“Il restauro ha tirato fuori la forza e la qualità del dipinto”: il ritratto di Leone X di Raffaello torna a Palazzo Pitti

by Michela Conoscitore

Il ritratto di Leone X di Raffaello, uno delle ‘superstar’ della fortunatissima mostra dedicata all’Urbinate alle Scuderie del Quirinale a Roma è stato riaccolto in questi giorni a Palazzo Pitti di Firenze, sua ‘casa’ abituale, tra gli altri capolavori della Galleria Palatina. Il direttore delle Gallerie degli Uffizi, Eike Schmidt con il soprintendente dell’Opificio delle Pietre Dure, Marco Ciatti, hanno presentato in questa occasione durante una conferenza stampa, i risultati del restauro a cui il dipinto è stato sottoposto prima della grande mostra romana.

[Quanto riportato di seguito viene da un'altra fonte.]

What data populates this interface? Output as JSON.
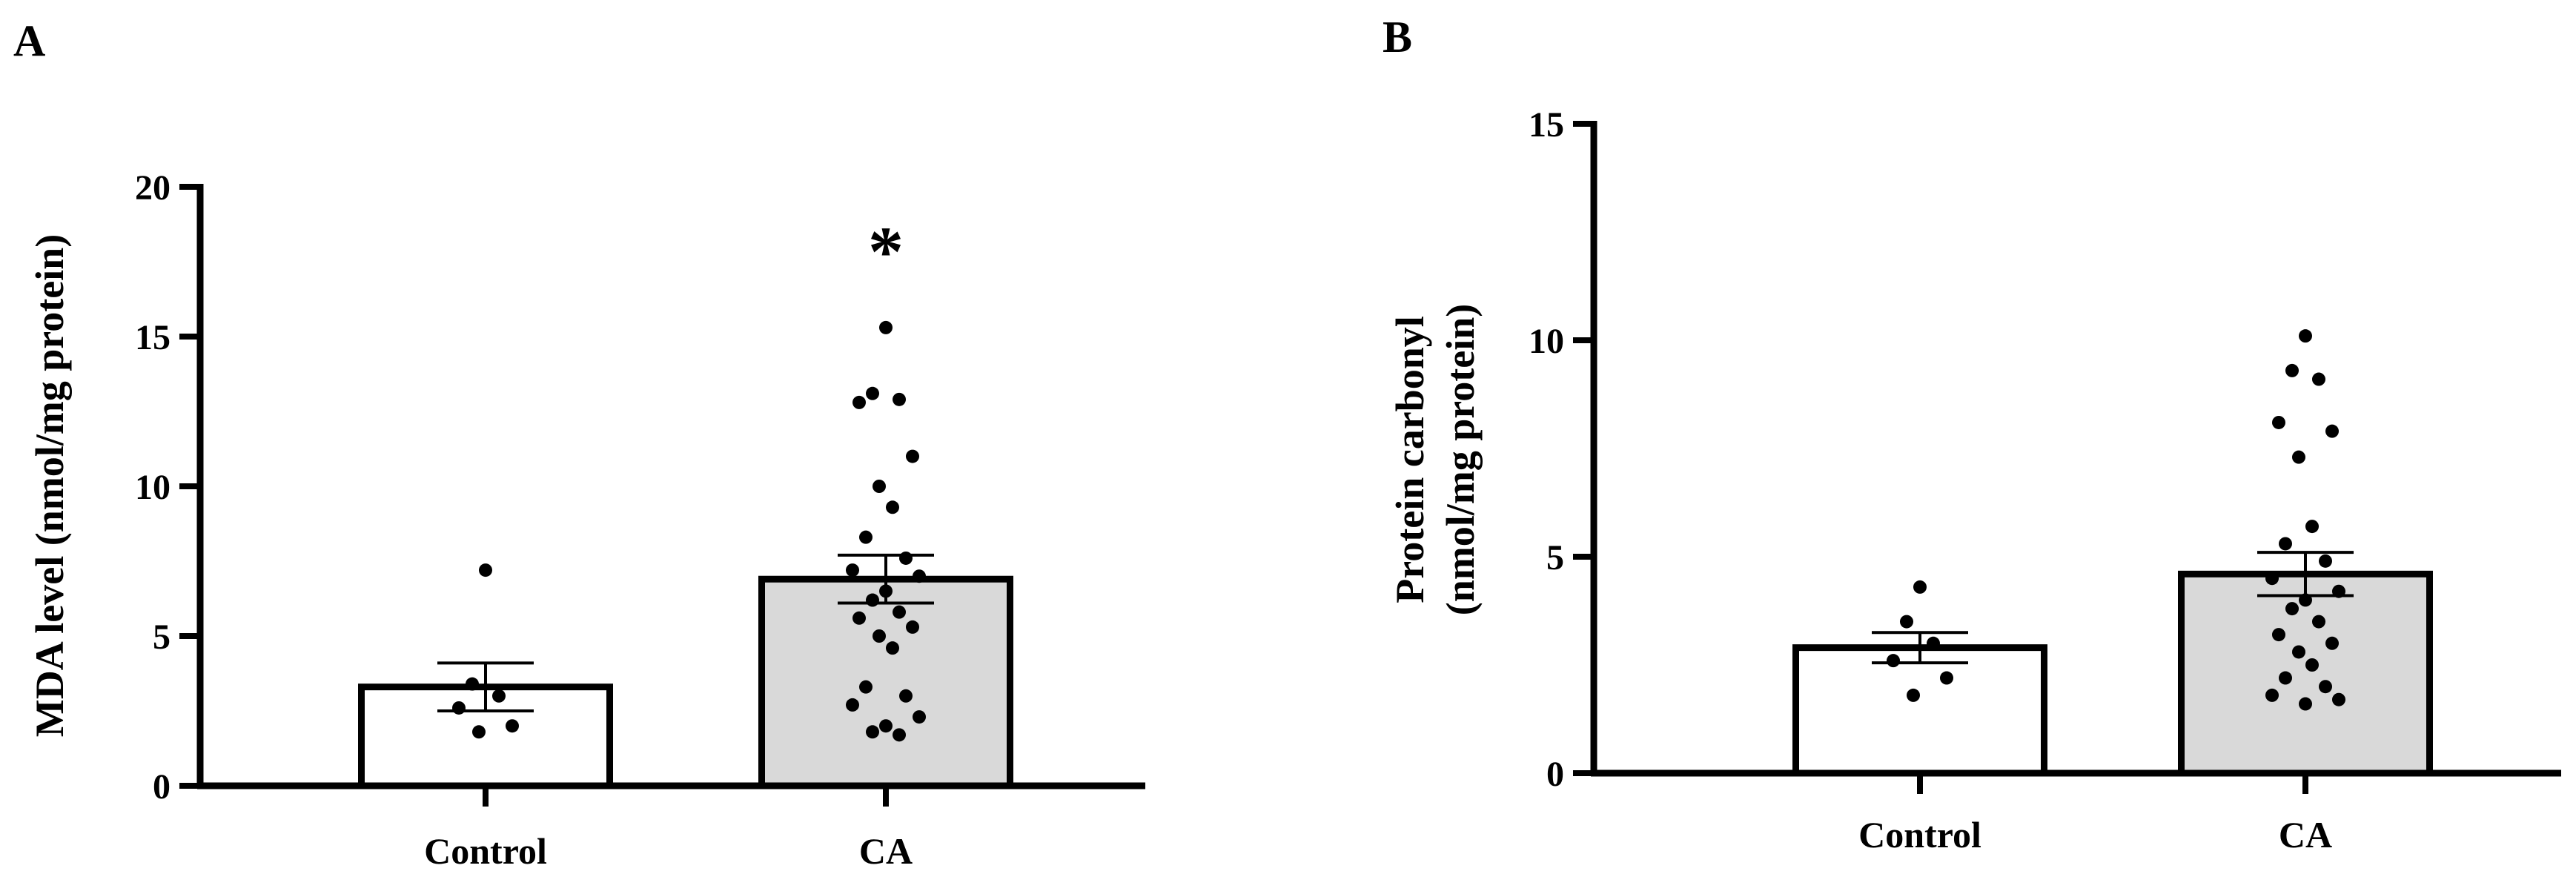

Grazie alle stesse Scuderie del Quirinale, in collaborazione con Lottomatica, uno dei quadri più significativi di Raffaello ha recuperato la sua antica magnificenza, a partire dai colori vitali della tela: “A Roma è stato ammirato da ben 190.000 persone, ora che è tornato a Palazzo Pitti possiamo osservarlo, contestualizzandolo nella serie di interventi di recupero che lo hanno interessato”, ha raccontato Schmidt. “Nell’allestimento che abbiamo ideato per illustrare i risultati del restauro ad opera dell’Opificio delle Pietre Dure, il ritratto di Leone X sarà protagonista assoluto fino al 31 gennaio. Ricordando ancora la mostra alle Scuderie del Quirinale, un terzo delle opere esposte proveniva dagli Uffizi e da Palazzo Pitti. Nessun altro museo al mondo possiede una simile concentrazione di opere dell’Urbinate: è come se ospitassimo una sua mostra permanente” ha concluso il direttore Schmidt.

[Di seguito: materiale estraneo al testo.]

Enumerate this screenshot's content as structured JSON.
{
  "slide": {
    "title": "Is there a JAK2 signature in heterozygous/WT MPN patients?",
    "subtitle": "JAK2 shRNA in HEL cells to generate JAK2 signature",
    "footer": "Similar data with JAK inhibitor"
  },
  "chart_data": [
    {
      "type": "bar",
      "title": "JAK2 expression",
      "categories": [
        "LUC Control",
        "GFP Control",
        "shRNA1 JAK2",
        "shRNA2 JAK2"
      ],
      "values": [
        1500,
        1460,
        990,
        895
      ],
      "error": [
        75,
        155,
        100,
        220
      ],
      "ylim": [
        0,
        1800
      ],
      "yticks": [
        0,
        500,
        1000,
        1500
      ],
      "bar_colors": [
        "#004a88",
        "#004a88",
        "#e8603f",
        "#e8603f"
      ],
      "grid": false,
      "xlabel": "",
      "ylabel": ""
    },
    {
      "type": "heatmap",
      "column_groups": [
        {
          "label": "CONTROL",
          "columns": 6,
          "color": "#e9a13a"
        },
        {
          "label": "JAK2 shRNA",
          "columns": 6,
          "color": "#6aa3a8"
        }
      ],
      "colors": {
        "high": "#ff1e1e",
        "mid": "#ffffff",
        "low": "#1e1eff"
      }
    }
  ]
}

Il quadro, che ha ben 502 anni, arrivò a Firenze nel 1518 in occasione delle nozze tra il nipote di Leone X, Lorenzo de’ Medici duca di Urbino e Madeleine de la Tour D’Auvergne; ritrae il pontefice Medici con altri due membri dell’illustre famiglia fiorentina, i cugini Giulio de’ Medici, il futuro Clemente VII, e Luigi de’ Rossi. Dipinto con la tecnica ad olio la scena, dopo il restauro cominciato nel 2017, ha riacquistato spessore e tridimensionalità oltre che la colorazione originale e ha permesso di svelare, riportandole alla luce, le pennellate del grande maestro rinascimentale.

Il dipinto, che rientra nel filone della ritrattistica, sa attrarre l’attenzione del visitatore con vari particolari come la Bibbia lasciata aperta sul tavolo vicino al pontefice: quel tomo esiste ancora, conservato presso la Kupferstichkabinett di Berlino, ed è un preziosissimo e lussuoso codice miniato proveniente da Napoli, commissionato dalla regina Giovanna D’Angiò alla bottega del famoso miniaturista Cristoforo Orimina intorno alla metà del XIV secolo.

I primi interventi da parte dell’Opificio delle Pietre Dure sulle opere di Raffaello, conservate presso le Gallerie degli Uffizi e Palazzo Pitti, risalgono al 1938. Ciò ci ha permesso non soltanto di conoscere la tecnica del pittore ma anche di quantificare l’eccezionalità della sua maestria che ha contribuito a far sì che le sue opere, oggi, non abbiano bisogno di attenzioni particolari”, ha spiegato il soprintendente Ciatti, che ha proseguito “le indagini diagnostiche effettuate hanno portato a dei limitati interventi sulle strutture lignee del quadro e una pulitura della superficie pittorica per liberare l’opera da restauri precedenti tra cui quelli francesi, dopo che fu portato in Francia dalle truppe napoleoniche. Il restauro ha tirato fuori la forza e la qualità del dipinto, mettendo in evidenza le connotazioni genuine della tecnica raffaellesca”.

Due anni di attente analisi e cure che hanno contribuito a dirimere anche un dubbio che aleggiava sul dipinto: molti studiosi, infatti, pensavano che le figure secondarie dei due cardinali Medici fossero state aggiunte in un secondo momento e, soprattutto, non fossero opera di Raffaello. Dopo l’intervento dell’Opificio delle Pietre Dure che ha analizzato le fitte incisioni, individuando l’architettura di sfondo e poi la stesura pittorica, si è scoperto che le figure erano già state disegnate e impostate dallo stesso Raffaello confermandone quindi l’autenticità.